Orsù, partiti, Orazio: incominciò di nuovo a parlare il mio signore, con quel suono pacato e soave di voce, che gli era consueto prima del casaccio della bella Siciliana: che pensi fare con le tue lacrime? che pensi che sieno le lacrime? Io volli conoscere di che cosa fossero composte, e le trovai formate con un po' di acqua e un po' di soda. Un pozzo di lacrime non crescerà ne diminuirà di uno scrupolo solo il tuo volume pesato dalla Provvidenza nella bilancia del destino: a me poi le tue lacrime fanno quanto il battesimo alle campane: non ch'io te ne sia ingrato, oh! no... fossero tanti diamanti del piviale del Papa io non le stimerei di più.

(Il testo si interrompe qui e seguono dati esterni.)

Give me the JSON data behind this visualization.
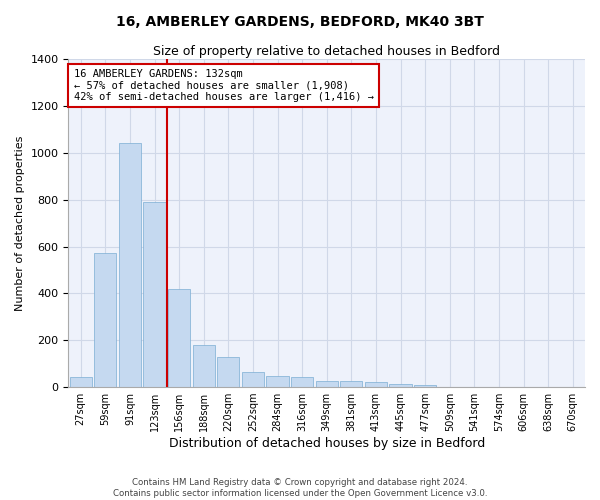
{
  "title": "16, AMBERLEY GARDENS, BEDFORD, MK40 3BT",
  "subtitle": "Size of property relative to detached houses in Bedford",
  "xlabel": "Distribution of detached houses by size in Bedford",
  "ylabel": "Number of detached properties",
  "categories": [
    "27sqm",
    "59sqm",
    "91sqm",
    "123sqm",
    "156sqm",
    "188sqm",
    "220sqm",
    "252sqm",
    "284sqm",
    "316sqm",
    "349sqm",
    "381sqm",
    "413sqm",
    "445sqm",
    "477sqm",
    "509sqm",
    "541sqm",
    "574sqm",
    "606sqm",
    "638sqm",
    "670sqm"
  ],
  "values": [
    45,
    572,
    1040,
    790,
    420,
    180,
    128,
    63,
    48,
    45,
    28,
    25,
    20,
    13,
    10,
    0,
    0,
    0,
    0,
    0,
    0
  ],
  "bar_color": "#c5d9f0",
  "bar_edge_color": "#7badd3",
  "grid_color": "#d0d8e8",
  "background_color": "#eef2fb",
  "vline_color": "#cc0000",
  "vline_x_index": 3.5,
  "annotation_text": "16 AMBERLEY GARDENS: 132sqm\n← 57% of detached houses are smaller (1,908)\n42% of semi-detached houses are larger (1,416) →",
  "annotation_box_color": "#cc0000",
  "ylim": [
    0,
    1400
  ],
  "yticks": [
    0,
    200,
    400,
    600,
    800,
    1000,
    1200,
    1400
  ],
  "footer_line1": "Contains HM Land Registry data © Crown copyright and database right 2024.",
  "footer_line2": "Contains public sector information licensed under the Open Government Licence v3.0."
}
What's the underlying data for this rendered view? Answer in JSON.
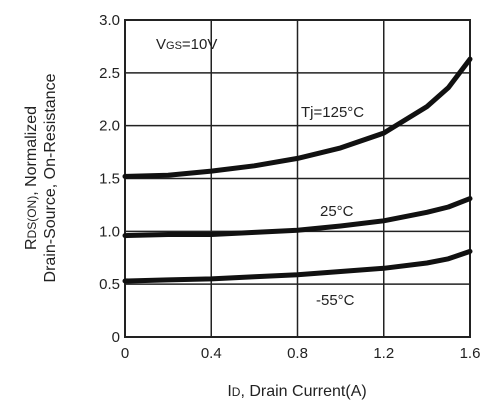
{
  "chart_data": {
    "type": "line",
    "xlabel": {
      "main": "I",
      "sub": "D",
      "rest": ", Drain Current(A)"
    },
    "ylabel": {
      "line1_main": "R",
      "line1_sub": "DS(ON)",
      "line1_rest": ", Normalized",
      "line2": "Drain-Source, On-Resistance"
    },
    "xlim": [
      0,
      1.6
    ],
    "ylim": [
      0,
      3.0
    ],
    "xticks": [
      "0",
      "0.4",
      "0.8",
      "1.2",
      "1.6"
    ],
    "yticks": [
      "0",
      "0.5",
      "1.0",
      "1.5",
      "2.0",
      "2.5",
      "3.0"
    ],
    "grid": true,
    "condition": {
      "main": "V",
      "sub": "GS",
      "rest": "=10V"
    },
    "series": [
      {
        "name": "Tj=125°C",
        "x": [
          0,
          0.2,
          0.4,
          0.6,
          0.8,
          1.0,
          1.2,
          1.4,
          1.5,
          1.6
        ],
        "values": [
          1.52,
          1.53,
          1.57,
          1.62,
          1.69,
          1.79,
          1.93,
          2.18,
          2.36,
          2.63
        ]
      },
      {
        "name": "25°C",
        "x": [
          0,
          0.2,
          0.4,
          0.6,
          0.8,
          1.0,
          1.2,
          1.4,
          1.5,
          1.6
        ],
        "values": [
          0.96,
          0.97,
          0.97,
          0.99,
          1.01,
          1.05,
          1.1,
          1.18,
          1.23,
          1.31
        ]
      },
      {
        "name": "-55°C",
        "x": [
          0,
          0.2,
          0.4,
          0.6,
          0.8,
          1.0,
          1.2,
          1.4,
          1.5,
          1.6
        ],
        "values": [
          0.53,
          0.54,
          0.55,
          0.57,
          0.59,
          0.62,
          0.65,
          0.7,
          0.74,
          0.81
        ]
      }
    ]
  }
}
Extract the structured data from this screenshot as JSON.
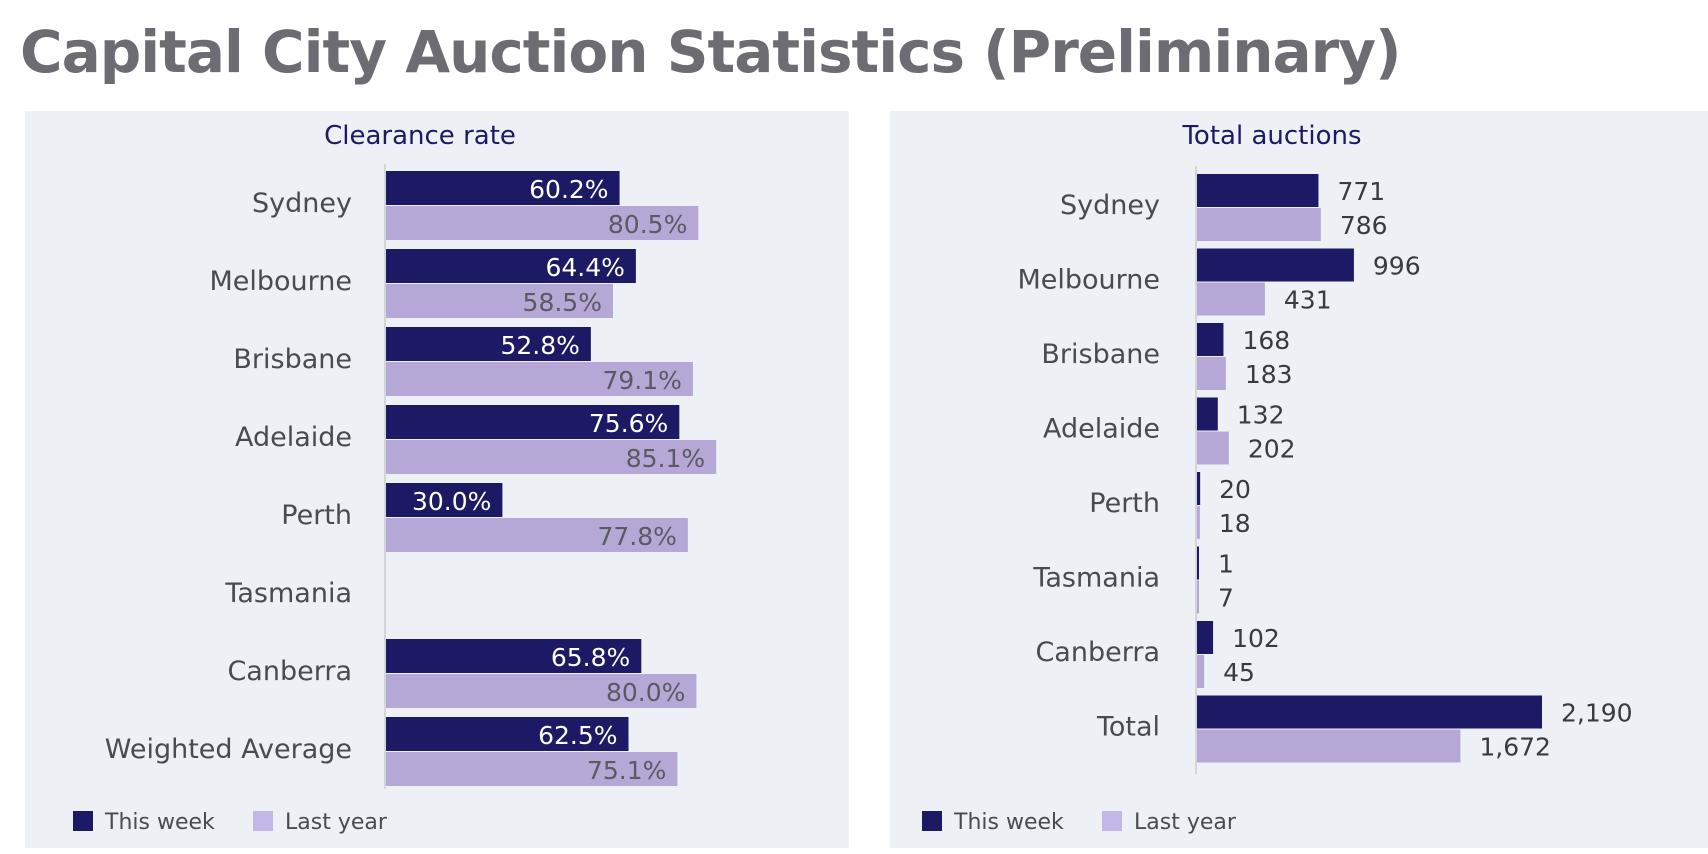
{
  "page": {
    "title": "Capital City Auction Statistics (Preliminary)"
  },
  "colors": {
    "this_week": "#1c1a64",
    "last_year": "#b6a8d6",
    "panel_bg": "#edf0f4",
    "label": "#4a4a50",
    "title": "#6c6c72",
    "chart_title": "#1c1a64"
  },
  "chart_data": [
    {
      "type": "bar",
      "orientation": "horizontal",
      "title": "Clearance rate",
      "categories": [
        "Sydney",
        "Melbourne",
        "Brisbane",
        "Adelaide",
        "Perth",
        "Tasmania",
        "Canberra",
        "Weighted Average"
      ],
      "series": [
        {
          "name": "This week",
          "values": [
            60.2,
            64.4,
            52.8,
            75.6,
            30.0,
            null,
            65.8,
            62.5
          ],
          "labels": [
            "60.2%",
            "64.4%",
            "52.8%",
            "75.6%",
            "30.0%",
            "",
            "65.8%",
            "62.5%"
          ]
        },
        {
          "name": "Last year",
          "values": [
            80.5,
            58.5,
            79.1,
            85.1,
            77.8,
            null,
            80.0,
            75.1
          ],
          "labels": [
            "80.5%",
            "58.5%",
            "79.1%",
            "85.1%",
            "77.8%",
            "",
            "80.0%",
            "75.1%"
          ]
        }
      ],
      "xlim": [
        0,
        100
      ],
      "legend": "bottom-left"
    },
    {
      "type": "bar",
      "orientation": "horizontal",
      "title": "Total auctions",
      "categories": [
        "Sydney",
        "Melbourne",
        "Brisbane",
        "Adelaide",
        "Perth",
        "Tasmania",
        "Canberra",
        "Total"
      ],
      "series": [
        {
          "name": "This week",
          "values": [
            771,
            996,
            168,
            132,
            20,
            1,
            102,
            2190
          ],
          "labels": [
            "771",
            "996",
            "168",
            "132",
            "20",
            "1",
            "102",
            "2,190"
          ]
        },
        {
          "name": "Last year",
          "values": [
            786,
            431,
            183,
            202,
            18,
            7,
            45,
            1672
          ],
          "labels": [
            "786",
            "431",
            "183",
            "202",
            "18",
            "7",
            "45",
            "1,672"
          ]
        }
      ],
      "xlim": [
        0,
        3200
      ],
      "legend": "bottom-left"
    }
  ]
}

Su, via, Orazio, risparmia gli occhi, che ben ti gioverà averli acuti per quelle maledette scale buie o a chiocciola, che ti hanno menato quassù. - Addio.
E in questo modo favellando mi prese risoluto pel braccio, e mi menò alla porta. Uscii pertanto lasciandolo solo: ma non sì tosto il carceriere ebbe richiuso la porta, che lo udimmo favellare a voce alta, ed anche un cotal po' risentita: onde presi il carceriere ed io dalla curiosità, incollammo. quasi per sentir meglio, le orecchie alla imposta, e senza perdere pure una parola ci venne fatto di raccogliere il seguente colloquio:
Ma signor padre, via, dove ci ha uomini ci ha modo; e salvo il rispetto filiale, che le ho professato sempre e professo, mi consenta dichiararle, che cotesta sua è una vera vessazione. Oh! che teme vostra signoria ch'io le fugga? - Momento più, momento meno non guasta: le mancherà forse tempo di starsi con me?